French paratroopers flew to the Chad capital of Ndjamena to rescue 4,000 Westerners in the strife-torn former French colony and the U.S State Department said approximately 260 Americans have been advised to leave the country.
Meanwhile, informed sources in Paris said a cease-fire between rebel Moslem guerrillas led by Premier Hissen Habre and forces loyal to the government of President Felix Malloum appeared to be holding.
Habre's forces still appeared to hold the upper hand, and Malloum was reported to be under French protection at the airport.

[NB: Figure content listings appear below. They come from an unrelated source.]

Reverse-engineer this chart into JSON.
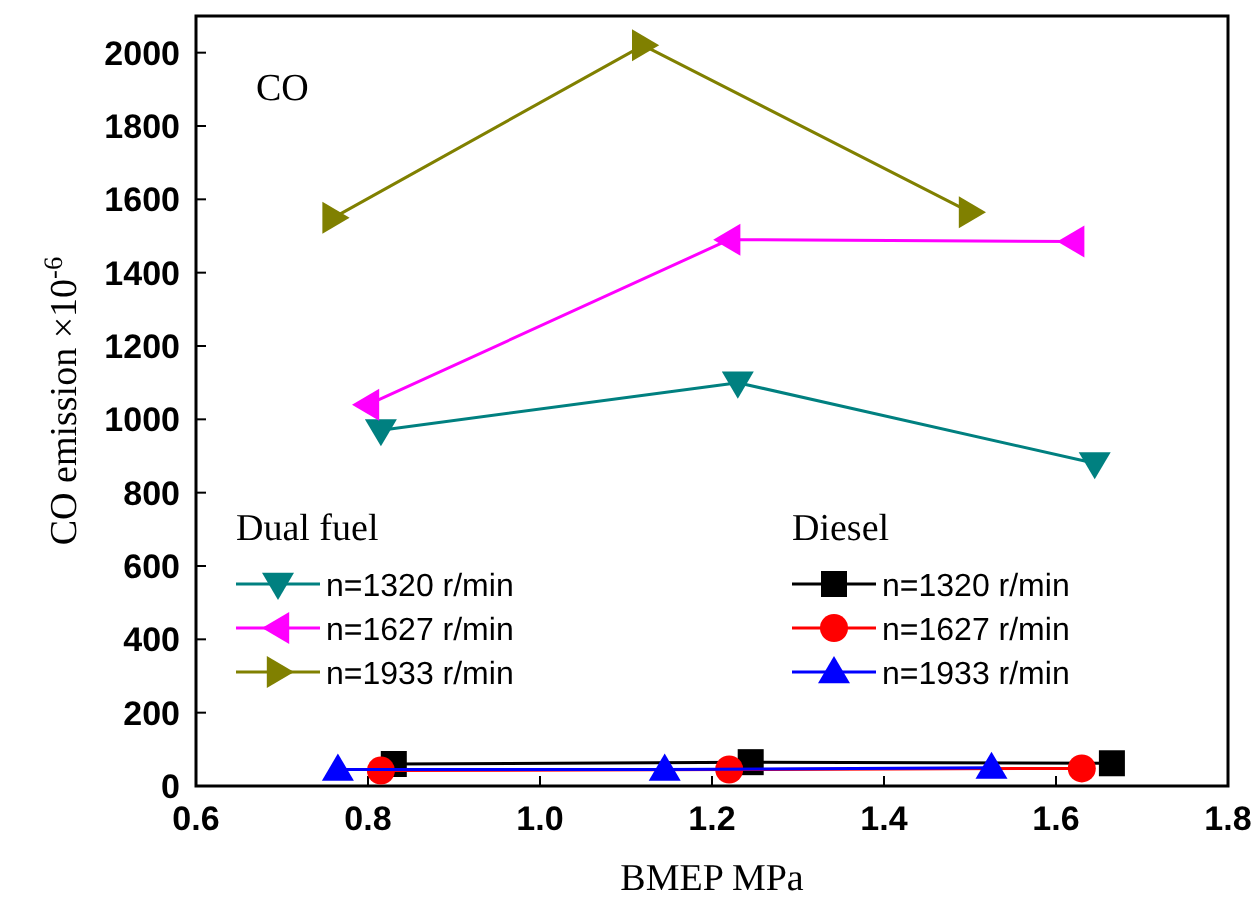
{
  "chart_data": {
    "type": "line",
    "xlabel": "BMEP MPa",
    "ylabel": "CO emission ×10$^{-6}$",
    "annotations": [
      "CO",
      "Dual fuel",
      "Diesel"
    ],
    "xlim": [
      0.6,
      1.8
    ],
    "xticks": [
      0.6,
      0.8,
      {
        "value": 1,
        "label": "1.0"
      },
      1.2,
      1.4,
      1.6,
      1.8
    ],
    "ylim": [
      0,
      2100
    ],
    "yticks": [
      0,
      200,
      400,
      600,
      800,
      1000,
      1200,
      1400,
      1600,
      1800,
      2000
    ],
    "grid": false,
    "legend": "bottom",
    "line_style": "solid",
    "series": [
      {
        "name": "n=1320 r/min",
        "color": "#008080",
        "marker": "triangle-down",
        "x": [
          0.815,
          1.23,
          1.645
        ],
        "values": [
          970,
          1100,
          880
        ]
      },
      {
        "name": "n=1627 r/min",
        "color": "#ff00ff",
        "marker": "triangle-left",
        "x": [
          0.8,
          1.22,
          1.62
        ],
        "values": [
          1040,
          1490,
          1485
        ]
      },
      {
        "name": "n=1933 r/min",
        "color": "#808000",
        "marker": "triangle-right",
        "x": [
          0.76,
          1.12,
          1.5
        ],
        "values": [
          1550,
          2020,
          1565
        ]
      },
      {
        "name": "n=1320 r/min",
        "color": "#000000",
        "marker": "square",
        "x": [
          0.83,
          1.245,
          1.665
        ],
        "values": [
          60,
          65,
          62
        ]
      },
      {
        "name": "n=1627 r/min",
        "color": "#ff0000",
        "marker": "circle",
        "x": [
          0.815,
          1.22,
          1.63
        ],
        "values": [
          42,
          45,
          48
        ]
      },
      {
        "name": "n=1933 r/min",
        "color": "#0000ff",
        "marker": "triangle",
        "x": [
          0.765,
          1.145,
          1.525
        ],
        "values": [
          45,
          45,
          50
        ]
      }
    ]
  }
}
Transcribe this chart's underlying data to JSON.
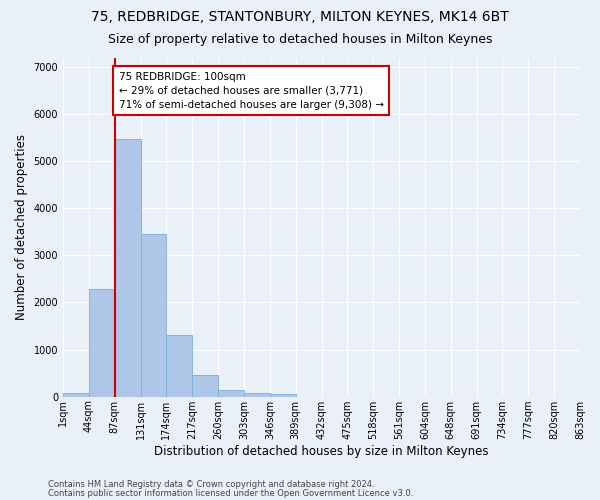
{
  "title": "75, REDBRIDGE, STANTONBURY, MILTON KEYNES, MK14 6BT",
  "subtitle": "Size of property relative to detached houses in Milton Keynes",
  "xlabel": "Distribution of detached houses by size in Milton Keynes",
  "ylabel": "Number of detached properties",
  "footnote1": "Contains HM Land Registry data © Crown copyright and database right 2024.",
  "footnote2": "Contains public sector information licensed under the Open Government Licence v3.0.",
  "bar_color": "#aec6e8",
  "bar_edge_color": "#7bafd4",
  "vline_color": "#cc0000",
  "vline_x": 2.0,
  "annotation_text": "75 REDBRIDGE: 100sqm\n← 29% of detached houses are smaller (3,771)\n71% of semi-detached houses are larger (9,308) →",
  "annotation_box_color": "#ffffff",
  "annotation_box_edgecolor": "#cc0000",
  "bins": [
    "1sqm",
    "44sqm",
    "87sqm",
    "131sqm",
    "174sqm",
    "217sqm",
    "260sqm",
    "303sqm",
    "346sqm",
    "389sqm",
    "432sqm",
    "475sqm",
    "518sqm",
    "561sqm",
    "604sqm",
    "648sqm",
    "691sqm",
    "734sqm",
    "777sqm",
    "820sqm",
    "863sqm"
  ],
  "values": [
    75,
    2275,
    5475,
    3450,
    1300,
    450,
    150,
    80,
    50,
    0,
    0,
    0,
    0,
    0,
    0,
    0,
    0,
    0,
    0,
    0
  ],
  "ylim": [
    0,
    7200
  ],
  "yticks": [
    0,
    1000,
    2000,
    3000,
    4000,
    5000,
    6000,
    7000
  ],
  "bg_color": "#eaf0f8",
  "grid_color": "#ffffff",
  "title_fontsize": 10,
  "subtitle_fontsize": 9,
  "axis_label_fontsize": 8.5,
  "tick_fontsize": 7,
  "annotation_fontsize": 7.5,
  "footnote_fontsize": 6
}
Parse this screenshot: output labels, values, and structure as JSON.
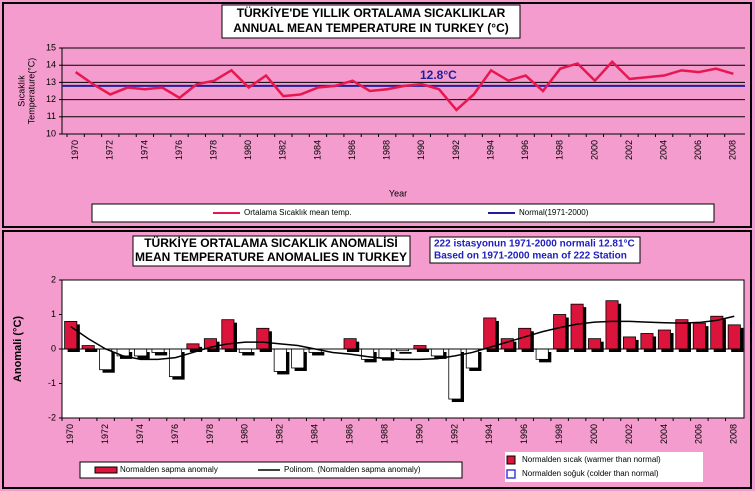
{
  "chart_data": [
    {
      "type": "line",
      "title": [
        "TÜRKİYE'DE YILLIK ORTALAMA SICAKLIKLAR",
        "ANNUAL MEAN TEMPERATURE IN TURKEY (°C)"
      ],
      "ylabel": [
        "Sıcaklık",
        "Temperature(°C)"
      ],
      "xlabel": "Year",
      "categories": [
        "1970",
        null,
        "1972",
        null,
        "1974",
        null,
        "1976",
        null,
        "1978",
        null,
        "1980",
        null,
        "1982",
        null,
        "1984",
        null,
        "1986",
        null,
        "1988",
        null,
        "1990",
        null,
        "1992",
        null,
        "1994",
        null,
        "1996",
        null,
        "1998",
        null,
        "2000",
        null,
        "2002",
        null,
        "2004",
        null,
        "2006",
        null,
        "2008"
      ],
      "series": [
        {
          "name": "Ortalama Sıcaklık mean temp.",
          "color": "#e8174f",
          "values": [
            13.6,
            12.9,
            12.3,
            12.7,
            12.6,
            12.7,
            12.1,
            12.9,
            13.1,
            13.7,
            12.7,
            13.4,
            12.2,
            12.3,
            12.7,
            12.8,
            13.1,
            12.5,
            12.6,
            12.8,
            12.9,
            12.6,
            11.4,
            12.3,
            13.7,
            13.1,
            13.4,
            12.5,
            13.8,
            14.1,
            13.1,
            14.2,
            13.2,
            13.3,
            13.4,
            13.7,
            13.6,
            13.8,
            13.5
          ]
        }
      ],
      "reference": {
        "name": "Normal(1971-2000)",
        "value": 12.8,
        "label": "12.8°C",
        "color": "#1f1f9a"
      },
      "ylim": [
        10,
        15
      ],
      "yticks": [
        10,
        11,
        12,
        13,
        14,
        15
      ],
      "grid": true
    },
    {
      "type": "bar",
      "title": [
        "TÜRKİYE ORTALAMA SICAKLIK ANOMALİSİ",
        "MEAN TEMPERATURE ANOMALIES IN  TURKEY"
      ],
      "note": [
        "222 istasyonun 1971-2000 normali 12.81°C",
        "Based on 1971-2000 mean of 222 Station"
      ],
      "ylabel": "Anomali (°C)",
      "categories": [
        "1970",
        null,
        "1972",
        null,
        "1974",
        null,
        "1976",
        null,
        "1978",
        null,
        "1980",
        null,
        "1982",
        null,
        "1984",
        null,
        "1986",
        null,
        "1988",
        null,
        "1990",
        null,
        "1992",
        null,
        "1994",
        null,
        "1996",
        null,
        "1998",
        null,
        "2000",
        null,
        "2002",
        null,
        "2004",
        null,
        "2006",
        null,
        "2008"
      ],
      "series": [
        {
          "name": "Normalden sapma anomaly",
          "color": "#dc143c",
          "negative_color": "#ffffff",
          "values": [
            0.8,
            0.1,
            -0.6,
            -0.2,
            -0.2,
            -0.1,
            -0.8,
            0.15,
            0.3,
            0.85,
            -0.1,
            0.6,
            -0.65,
            -0.55,
            -0.1,
            0.0,
            0.3,
            -0.3,
            -0.25,
            -0.05,
            0.1,
            -0.2,
            -1.45,
            -0.55,
            0.9,
            0.3,
            0.6,
            -0.3,
            1.0,
            1.3,
            0.3,
            1.4,
            0.35,
            0.45,
            0.55,
            0.85,
            0.75,
            0.95,
            0.7
          ]
        },
        {
          "name": "Polinom. (Normalden sapma anomaly)",
          "type": "line",
          "color": "#000000",
          "values": [
            0.65,
            0.3,
            0.0,
            -0.2,
            -0.3,
            -0.3,
            -0.25,
            -0.1,
            0.05,
            0.15,
            0.2,
            0.2,
            0.15,
            0.1,
            0.0,
            -0.1,
            -0.15,
            -0.22,
            -0.28,
            -0.3,
            -0.3,
            -0.28,
            -0.2,
            -0.1,
            0.05,
            0.2,
            0.35,
            0.5,
            0.62,
            0.72,
            0.78,
            0.8,
            0.8,
            0.78,
            0.76,
            0.75,
            0.77,
            0.83,
            0.95
          ]
        }
      ],
      "sign_legend": [
        "Normalden sıcak (warmer than normal)",
        "Normalden soğuk (colder than normal)"
      ],
      "ylim": [
        -2,
        2
      ],
      "yticks": [
        -2,
        -1,
        0,
        1,
        2
      ],
      "grid": false
    }
  ]
}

A mission from Sudan, currently presiding over the Organization of African Unity, was expected in Ndjamena soon to try to negotiate a reconciliation between the two sides, the sources said.
The French Foreign Ministry reported that four French citizens, including a woman, had been killed in the fighting, which began Monday. Sources said the French citizens who died included a military adviser to Chad's army and the pilot of a DC4 airliner.
About 550 French citizens, mostly women and children, had been evacuated from Chad, to Libreville, capital of Gabon, the Foreign Ministry said.
State Department spokesman Hodding Carter III said the United States was arranging to evacuate official dependents, nonessential U.S. government personnel and any private U.S. citizens who wish to leave.
Carter added that France has offered to help in the evacuation and said about 30 Americans left Chad Thursday on the French shuttle to Libreville. He said Washington had received a report that one American, identified as George Henry Suhre, a pilot for the Continental Oil Co., was killed by a stray bullet during the fighting in Chad Wednesday.
In Geneva, the International Red Cross Committee announced that it transported 20 wounded persons from Abeche in eastern Chad to Ndjamena following fighting in Abeche, which reportedly was captured by rebels.
The apparent defeat of Malloum may spell the end of 20 years of French military and political support for the Christian-dominated central government. French President Valery Giscard d'Estaing said at a press conference Thursday that France now favors a restructuring of the Chad government.